Surely even the most optimistic of the Sanders campaign team can read the writing on the wall even if Bernie’s most fervent supporters can’t. Clinton has already won 228 more pledged delegates than Sanders in the primaries and caucuses to date – 1266 to 1038. Given that in the Democratic nomination process all delegates are awarded on a propositional basis, that alone would give Sanders one heck of a hill to climb in the remaining caucuses and primaries – not impossible, but very difficult.
Then when you take into consideration that 483 super delegates have also pledged their votes to Clinton and that only 31 have come out in favor of Sanders, Hillary’s lead of 691 (1749 to 1069) becomes the Everest of hill for Bernie to climb. 2383 delegates are needed to win the nomination so Hillary only needs 634 delegates to win while Sanders needs 1314 and there are only 1948 pledged delegates and super delegates (1748 pledged 200 super) left to be won or won over. If the current pledges of the super delegates don’t change, Sanders would have to win 67.4% of remaining delegates to draw even with Clinton and she would have to win only 32.7% to maintain her lead.
However, the Sanders campaign would take exception to that math. They would argue that if Sanders were to surpass Clinton in pledged delegates, some of the super delegates might start changing sides. Frankly the thought of 483 super delegates already pledged delegates Clinton flipping to try to give the nomination to an independent who has run against Democrats for years and has always criticized the Democratic Party is preposterous in my view, but let’s play that game for the sake of discussion and discount the super delegates.

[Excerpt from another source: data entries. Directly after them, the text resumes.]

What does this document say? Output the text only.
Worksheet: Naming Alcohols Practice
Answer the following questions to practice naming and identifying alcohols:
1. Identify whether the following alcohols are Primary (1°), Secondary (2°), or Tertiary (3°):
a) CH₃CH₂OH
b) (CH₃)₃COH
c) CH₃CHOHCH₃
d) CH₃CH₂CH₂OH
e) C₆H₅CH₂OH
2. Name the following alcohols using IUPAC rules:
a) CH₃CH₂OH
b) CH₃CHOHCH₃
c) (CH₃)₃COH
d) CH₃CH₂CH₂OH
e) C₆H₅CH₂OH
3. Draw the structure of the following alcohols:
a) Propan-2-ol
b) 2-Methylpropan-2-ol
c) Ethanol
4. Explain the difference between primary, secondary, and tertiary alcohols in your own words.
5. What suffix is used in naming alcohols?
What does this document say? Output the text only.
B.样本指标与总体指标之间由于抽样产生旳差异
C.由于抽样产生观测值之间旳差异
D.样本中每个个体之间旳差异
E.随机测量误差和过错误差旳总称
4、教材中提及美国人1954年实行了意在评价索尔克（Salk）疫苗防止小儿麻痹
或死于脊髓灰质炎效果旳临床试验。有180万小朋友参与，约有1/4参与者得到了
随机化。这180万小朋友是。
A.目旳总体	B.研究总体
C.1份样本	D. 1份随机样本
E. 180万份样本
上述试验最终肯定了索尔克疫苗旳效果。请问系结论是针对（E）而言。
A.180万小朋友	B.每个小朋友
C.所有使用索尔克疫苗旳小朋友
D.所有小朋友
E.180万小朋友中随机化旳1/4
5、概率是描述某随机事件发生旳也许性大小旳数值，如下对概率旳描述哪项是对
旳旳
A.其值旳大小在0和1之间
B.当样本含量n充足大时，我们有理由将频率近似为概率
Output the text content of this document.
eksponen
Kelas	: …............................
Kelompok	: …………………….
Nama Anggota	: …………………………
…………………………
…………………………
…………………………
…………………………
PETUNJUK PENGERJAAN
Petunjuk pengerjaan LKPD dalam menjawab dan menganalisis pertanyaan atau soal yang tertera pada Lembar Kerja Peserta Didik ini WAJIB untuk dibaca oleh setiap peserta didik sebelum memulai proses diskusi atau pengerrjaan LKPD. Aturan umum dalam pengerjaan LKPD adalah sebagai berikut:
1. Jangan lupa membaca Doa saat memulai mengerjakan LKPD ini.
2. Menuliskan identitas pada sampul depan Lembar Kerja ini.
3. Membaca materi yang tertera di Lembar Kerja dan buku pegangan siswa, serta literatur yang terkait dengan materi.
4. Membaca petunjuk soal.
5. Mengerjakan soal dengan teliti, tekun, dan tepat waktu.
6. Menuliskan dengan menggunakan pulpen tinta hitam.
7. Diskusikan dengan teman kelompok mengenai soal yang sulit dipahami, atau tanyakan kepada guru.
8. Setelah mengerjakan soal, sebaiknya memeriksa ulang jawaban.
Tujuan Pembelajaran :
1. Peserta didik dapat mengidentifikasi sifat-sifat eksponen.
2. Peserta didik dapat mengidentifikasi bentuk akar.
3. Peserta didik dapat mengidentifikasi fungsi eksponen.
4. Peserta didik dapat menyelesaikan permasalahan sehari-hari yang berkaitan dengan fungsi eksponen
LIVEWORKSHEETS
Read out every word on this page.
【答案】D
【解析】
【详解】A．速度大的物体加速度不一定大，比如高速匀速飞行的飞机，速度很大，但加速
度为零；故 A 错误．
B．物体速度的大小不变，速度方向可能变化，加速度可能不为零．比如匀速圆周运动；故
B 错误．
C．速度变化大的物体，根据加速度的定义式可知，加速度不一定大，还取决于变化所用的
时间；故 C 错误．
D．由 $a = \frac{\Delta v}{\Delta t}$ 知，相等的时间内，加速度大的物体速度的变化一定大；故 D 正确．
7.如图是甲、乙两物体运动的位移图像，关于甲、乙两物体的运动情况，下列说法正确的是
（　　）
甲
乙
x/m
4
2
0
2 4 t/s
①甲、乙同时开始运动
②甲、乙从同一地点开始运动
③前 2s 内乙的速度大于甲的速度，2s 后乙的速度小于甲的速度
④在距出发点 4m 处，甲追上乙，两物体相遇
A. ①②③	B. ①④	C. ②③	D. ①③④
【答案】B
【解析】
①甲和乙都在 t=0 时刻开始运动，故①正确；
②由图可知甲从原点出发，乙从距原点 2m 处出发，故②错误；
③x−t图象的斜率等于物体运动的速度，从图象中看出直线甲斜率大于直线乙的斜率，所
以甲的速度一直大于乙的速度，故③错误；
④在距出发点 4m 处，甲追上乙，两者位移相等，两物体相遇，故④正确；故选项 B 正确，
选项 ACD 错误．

There are 4053 pledged delegates with 1266 already won by Clinton to 1038 by Sanders. That means there 1749 left for grabs and a candidate to win needs 2027 to win. That would mean that Hillary needs only 761 delegates or 43.5% to win while Sanders needs 989 delegates or 56.5% to win. So let’s take a look at the upcoming states to see how high that hill is.
Wisconsin primary is coming up in a few days and that primary gives hope to the Sanders campaign because they think that they have a good chance winning the state. The polls currently agree – an average of the last 4 recent polls gives Bernie a 2.5% lead, but that’s not enough. To just keep on track Sanders has to beat Clinton in Wisconsin 56.5% to 43.3% or by 13.2%. Even the most “optimistic poll gives Sanders only 6% lead.
Now let’s look at the next 4 states on the menu for which polls are available. In New York Clinton averages a 27% poll lead with the closest poll giving her a 12% lead. In Maryland Clinton averages a 30.5% poll lead with the closest poll giving her a 30% lead. In Pennsylvania Clinton averages a 27.5% poll lead with the closest poll giving her a 25% lead. In Connecticut Clinton has a 19% lead in the only recent poll. In addition these are all closed primaries so there is no chance of a last minute of independent and/or Republican voter invasion. Together these four states have 510 pledged delegates to only 96 in Wisconsin. And remember that has to win these 4 states by an average 13.2% to keep on pace; be definitely can’t lose them by over 20% each.
Going forward from there it doesn’t look any better for Sanders. There are 22 Democratic nomination contests left out of 58 – 18 States, 3 Territories, and the District of Columbia. Sanders leads in the available polls in only 2 of them – the already mentioned Wisconsin primary and in the West Virginia primary which only has 34 available pledged delegates. Also consider the Bernie tends to do much better in caucuses than in primaries and also better in open contest than those which are closed to all except registered Democrats. On the other hand Hillary’s team prefers primaries and closed contests. Of the remaining 22 contests, this is how they stack up:
Open Primaries – 3 States
Closed Primaries – 11 States, 1 Territory, District of Columbus
Mixed Primaries – 4 States
Open Caucuses – 2 Territories
Closed Caucus – none
As you see, the type remaining contests do not favor Sanders.
When everything is taken into consideration, Bernie Sanders has two chances of winning the Democratic nomination for the position of President of the United States – extremely slim and none.